An analysis by The Wall Street Journal shows that of the 23 National Football League stadiums built or renovated between 1992 and 2010, only two involved a single county government willing to shoulder the debt burden necessary to build costly new facilities. Of those 23 deals, the Bengals pact was unusually lopsided in favor of the team and risky for taxpayers—the result of strained negotiations between a local government and the professional sports team it was anxious to keep.

At its completion in 2000, Paul Brown Stadium had soared over its $280 million budget—and the fiscal finger-pointing had already begun.

The county says the final cost was $454 million. The team's estimate, which doesn't include infrastructure work around the stadium, puts the tab at $350 million.

But according to research by Judith Grant Long, a Harvard University professor who studies stadium finance, the cost to the public was closer to $555 million once other expenditures, such as special elevated parking structures, are factored in. No other NFL stadium had ever received that much public financing.

A spokesman for the Bengals, vice president Troy Blackburn, says the deal was fairly negotiated and similar to other arrangements made by NFL teams at the time.

He attributes the cost overruns to the county's decision to move the stadium location to a site where it was more expensive to build.

Hamilton County commissioners say the location change accounted for only $70 million of the extra costs.

aps45819
07-13-2011, 09:32 PM
I realized professional sports are only a business, i.e. there is no "home team" or loyalty, when the Senators left town.

Larry Gude
07-14-2011, 06:52 AM
I realized professional sports are only a business, i.e. there is no "home team" or loyalty, when the Senators left town.
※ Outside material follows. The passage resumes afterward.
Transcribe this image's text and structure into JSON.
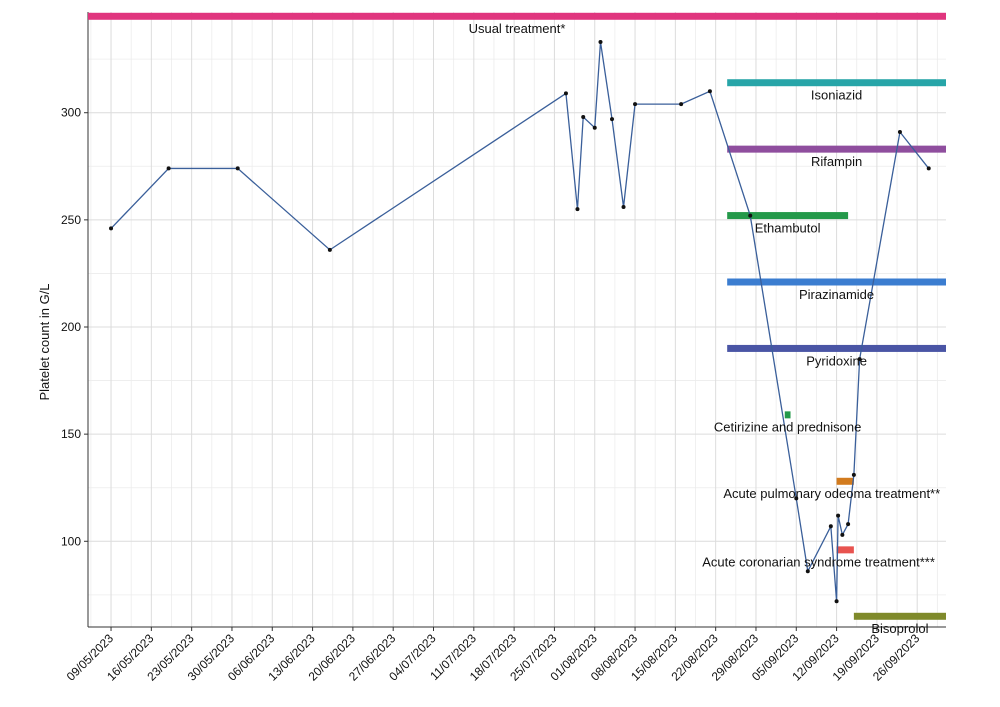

Not totally true, though I agree in general.

Case in point; Jack Kent Cooke. All he wanted was to be ALLOWED to build his new stadium. He got dicked around and dicked around by one local gummint after another for what, well over a decade, and he was willing to pay basically ALL the costs for the stadium itself, seeking, as a matter of perspective, peanuts, compared to what the vast majority of owners want in terms of public money for the structure, infrastructure (roads, utilities, permitting) and so forth.

These projects become humongous cluster ####s where anyone and everyone who has any political pull at all gets involved and start trying to extract every penny they can for their own constituents be it labor, neighborhoods, environment, permitting, regulations, you name it so it tends to make sense from the owners view, not just for financial reasons but for practical reasons as well, to have gummint involved to help pave the way, so to speak, and have as many elected folks as possible on board who have vested interests in getting things done. I can't begin to imagine the endless nightmare of the new Jets stadium and building in NYC. I would guess it has become a jobs project and all around public trough as opposed to a business proposition.

Cooke had no loyalty issues to DC. We wanted to be here and only here. It got used against him and that is not a lost lesson on any owner when they wanna build.